The great motto of Pius X was "To restore all things in Christ." It is from Ephesians, i., 10, in latin -- "instaurare omnia in Christo." It could be renew all things in Christ. It is appropriate that he was a great champion of the reception of the Eucharist -- Fr G. Vann, OP. wrote:
The Eucharist is the greatest restoring power in the world, and for the world : in it all things are made new. It is then the greatest affirmation of the value of created things, of their goodness, for if anything were wholly evil it could not be restored; and so it is the great affirmation also of the unity of all things in that single act of worship and sacrifice which is the Cross.
Through Catholic Action the great restoration of all things to Christ would gain its ground. The Pope is till waiting for his laymen. It is a "vast work" or a "vast field" -- we hear this from Pius X to Vatican II and John Paul II.

Here is Pope Saint Pius X in his encyclical on Catholic Action to the Bishops of Italy, written in 1905:
The field of Catholic Action is extremely vast. In itself it does not exclude anything, in any manner, direct or indirect, which pertains to the divine mission of the Church. Accordingly one can plainly see how necessary it is for everyone to cooperate in such an important work, not only for the sanctification of his own soul, but also for the extension and increase of the Kingdom of God in individuals, families, and society; each one working according to his energy for the good of his neighbor by the propagation of revealed truth, by the exercise of Christian virtues, by the exercise of the corporal and spiritual works of mercy.

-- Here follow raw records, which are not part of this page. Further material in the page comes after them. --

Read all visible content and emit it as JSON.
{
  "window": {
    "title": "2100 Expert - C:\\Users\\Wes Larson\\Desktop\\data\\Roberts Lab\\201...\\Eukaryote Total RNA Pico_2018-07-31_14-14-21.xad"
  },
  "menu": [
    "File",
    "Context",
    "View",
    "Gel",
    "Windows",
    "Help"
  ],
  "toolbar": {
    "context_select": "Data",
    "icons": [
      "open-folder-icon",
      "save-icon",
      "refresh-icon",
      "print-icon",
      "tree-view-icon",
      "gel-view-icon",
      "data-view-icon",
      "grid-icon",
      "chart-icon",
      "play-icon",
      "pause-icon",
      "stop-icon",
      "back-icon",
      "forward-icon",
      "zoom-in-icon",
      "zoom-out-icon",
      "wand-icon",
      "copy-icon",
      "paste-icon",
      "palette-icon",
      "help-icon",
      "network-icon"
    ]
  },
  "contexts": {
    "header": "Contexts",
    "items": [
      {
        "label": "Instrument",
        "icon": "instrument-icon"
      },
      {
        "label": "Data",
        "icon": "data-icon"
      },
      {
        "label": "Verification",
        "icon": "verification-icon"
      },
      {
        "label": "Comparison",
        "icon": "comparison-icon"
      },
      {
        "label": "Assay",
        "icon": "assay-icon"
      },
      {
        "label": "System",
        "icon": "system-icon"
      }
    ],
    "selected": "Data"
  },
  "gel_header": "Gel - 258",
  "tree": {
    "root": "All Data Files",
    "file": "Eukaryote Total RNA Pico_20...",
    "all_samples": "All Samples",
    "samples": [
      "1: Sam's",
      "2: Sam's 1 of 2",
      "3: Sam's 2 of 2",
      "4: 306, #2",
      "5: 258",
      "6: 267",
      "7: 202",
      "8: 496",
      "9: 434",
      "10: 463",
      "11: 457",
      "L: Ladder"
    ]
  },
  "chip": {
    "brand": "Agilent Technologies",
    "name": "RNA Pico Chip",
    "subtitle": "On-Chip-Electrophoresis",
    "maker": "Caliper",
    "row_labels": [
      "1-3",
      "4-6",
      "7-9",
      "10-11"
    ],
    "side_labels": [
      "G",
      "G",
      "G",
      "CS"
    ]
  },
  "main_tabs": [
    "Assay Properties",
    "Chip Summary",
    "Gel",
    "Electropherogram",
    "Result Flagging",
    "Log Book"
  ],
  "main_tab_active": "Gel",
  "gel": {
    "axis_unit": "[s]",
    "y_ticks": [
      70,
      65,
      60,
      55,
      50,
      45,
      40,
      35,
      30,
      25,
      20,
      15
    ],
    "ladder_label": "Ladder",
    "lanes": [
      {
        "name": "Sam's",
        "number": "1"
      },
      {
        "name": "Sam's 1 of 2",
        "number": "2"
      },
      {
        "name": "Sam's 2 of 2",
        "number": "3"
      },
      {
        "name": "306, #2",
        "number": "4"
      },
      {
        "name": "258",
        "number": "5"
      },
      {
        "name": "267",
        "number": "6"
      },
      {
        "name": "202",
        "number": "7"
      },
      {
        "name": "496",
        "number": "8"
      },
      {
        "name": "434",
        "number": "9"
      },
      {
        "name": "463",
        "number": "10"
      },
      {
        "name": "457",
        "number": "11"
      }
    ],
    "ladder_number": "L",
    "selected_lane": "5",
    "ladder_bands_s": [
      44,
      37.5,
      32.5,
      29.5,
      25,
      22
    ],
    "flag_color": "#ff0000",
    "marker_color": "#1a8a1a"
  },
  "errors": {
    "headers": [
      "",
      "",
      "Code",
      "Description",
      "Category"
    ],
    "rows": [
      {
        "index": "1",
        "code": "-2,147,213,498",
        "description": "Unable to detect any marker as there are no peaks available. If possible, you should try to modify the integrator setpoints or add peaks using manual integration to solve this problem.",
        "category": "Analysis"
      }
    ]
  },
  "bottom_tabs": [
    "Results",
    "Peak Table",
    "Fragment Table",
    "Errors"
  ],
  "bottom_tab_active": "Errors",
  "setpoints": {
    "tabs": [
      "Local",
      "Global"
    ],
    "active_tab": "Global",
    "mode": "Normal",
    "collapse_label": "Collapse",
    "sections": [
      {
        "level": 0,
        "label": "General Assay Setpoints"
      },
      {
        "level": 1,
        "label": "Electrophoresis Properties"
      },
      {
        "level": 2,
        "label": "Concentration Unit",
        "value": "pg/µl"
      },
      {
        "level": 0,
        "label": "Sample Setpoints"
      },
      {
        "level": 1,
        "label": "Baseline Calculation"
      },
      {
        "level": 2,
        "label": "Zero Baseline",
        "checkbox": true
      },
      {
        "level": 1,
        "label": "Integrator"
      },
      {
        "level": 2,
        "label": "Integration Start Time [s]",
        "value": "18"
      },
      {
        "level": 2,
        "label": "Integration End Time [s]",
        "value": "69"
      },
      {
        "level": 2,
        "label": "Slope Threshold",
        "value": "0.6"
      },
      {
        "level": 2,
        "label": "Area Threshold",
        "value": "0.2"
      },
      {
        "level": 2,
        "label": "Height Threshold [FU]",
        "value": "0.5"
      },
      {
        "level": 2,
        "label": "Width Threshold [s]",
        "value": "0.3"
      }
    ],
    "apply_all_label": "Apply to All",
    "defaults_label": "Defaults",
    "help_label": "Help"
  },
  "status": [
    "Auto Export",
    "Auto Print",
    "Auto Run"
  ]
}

But the instrument must be prepared for the job:
Only when he has formed Jesus Christ in himself shall he more easily be able to restore Him to the family and society. Therefore, all who are called upon to direct or dedicate themselves to the Catholic cause, must be sound Catholics, firm in faith, solidly instructed in religious matters, truly submissive to the Church and especially to this supreme Apostolic See and the Vicar of Jesus Christ. They must be men of real piety, of manly virtue, and of a life so chaste and fearless that they will be a guiding example to all others.
It is interesting how Pius X acknowledges the formidable obstacles the lay apostle will face, especially by other men:
The calumnies of enemies, the coldness and frightfully little cooperation of even good men, sometimes even the jealousy of friends and fellow workers (excusable, undoubtedly, on account of the weakness of human nature, but also harmful and a cause of discord, offense and quarrels) -- all these will weaken the apostle who lacks divine grace. Only virtue, patient and firm and at the same time mild and tender, can remove or diminish these difficulties in such a way that the works undertaken by Catholic forces will not be compromised.

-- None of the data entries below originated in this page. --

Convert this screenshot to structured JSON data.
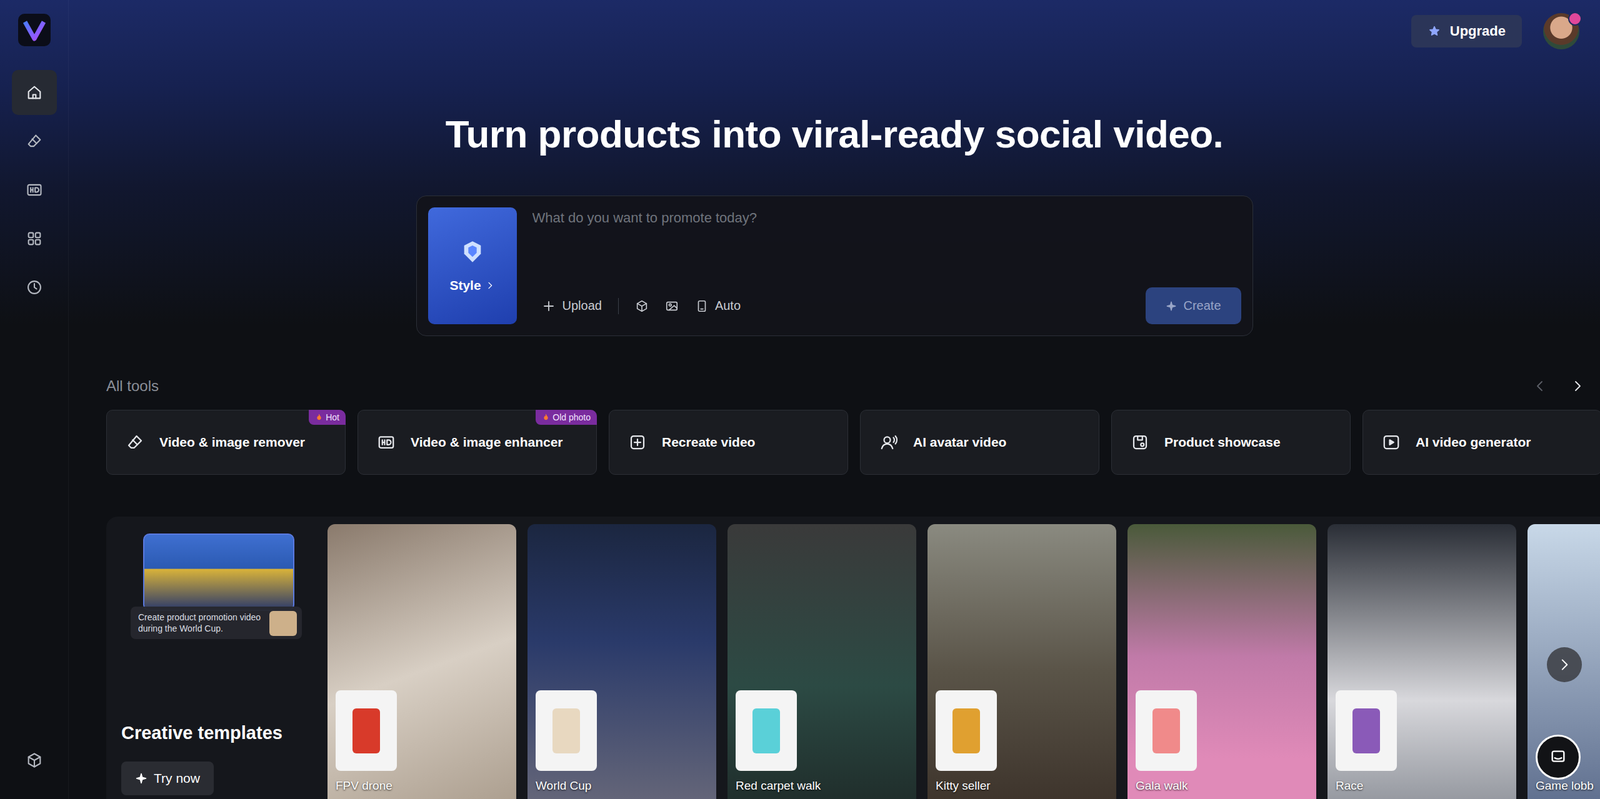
{
  "header": {
    "upgrade": "Upgrade"
  },
  "sidebar": {
    "items": [
      {
        "selected": true
      },
      {
        "selected": false
      },
      {
        "selected": false
      },
      {
        "selected": false
      },
      {
        "selected": false
      },
      {
        "selected": false
      }
    ]
  },
  "hero": {
    "title": "Turn products into viral-ready social video.",
    "prompt": {
      "placeholder": "What do you want to promote today?",
      "style": "Style",
      "upload": "Upload",
      "mode": "Auto",
      "create": "Create",
      "create_disabled": true
    }
  },
  "tools": {
    "heading": "All tools",
    "items": [
      {
        "label": "Video & image remover",
        "badge": "Hot"
      },
      {
        "label": "Video & image enhancer",
        "badge": "Old photo"
      },
      {
        "label": "Recreate video",
        "badge": ""
      },
      {
        "label": "AI avatar video",
        "badge": ""
      },
      {
        "label": "Product showcase",
        "badge": ""
      },
      {
        "label": "AI video generator",
        "badge": ""
      }
    ]
  },
  "templates": {
    "title": "Creative templates",
    "action": "Try now",
    "tooltip": "Create product promotion video during the World Cup.",
    "items": [
      {
        "label": "FPV drone"
      },
      {
        "label": "World Cup"
      },
      {
        "label": "Red carpet walk"
      },
      {
        "label": "Kitty seller"
      },
      {
        "label": "Gala walk"
      },
      {
        "label": "Race"
      },
      {
        "label": "Game lobb"
      }
    ]
  }
}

The Pope John Paul II Forum for the Church in the Modern World is a vehicle for Catholic Action or Lay Apostolate. Whoever seeks to be "firm in faith, solidly instructed in religious matters, truly submissive to the Church" and thereby find a way to restore all things in Christ is welcome to be a part of this Forum. Pray that by grace we may be "patient and firm and at the same time mild and tender."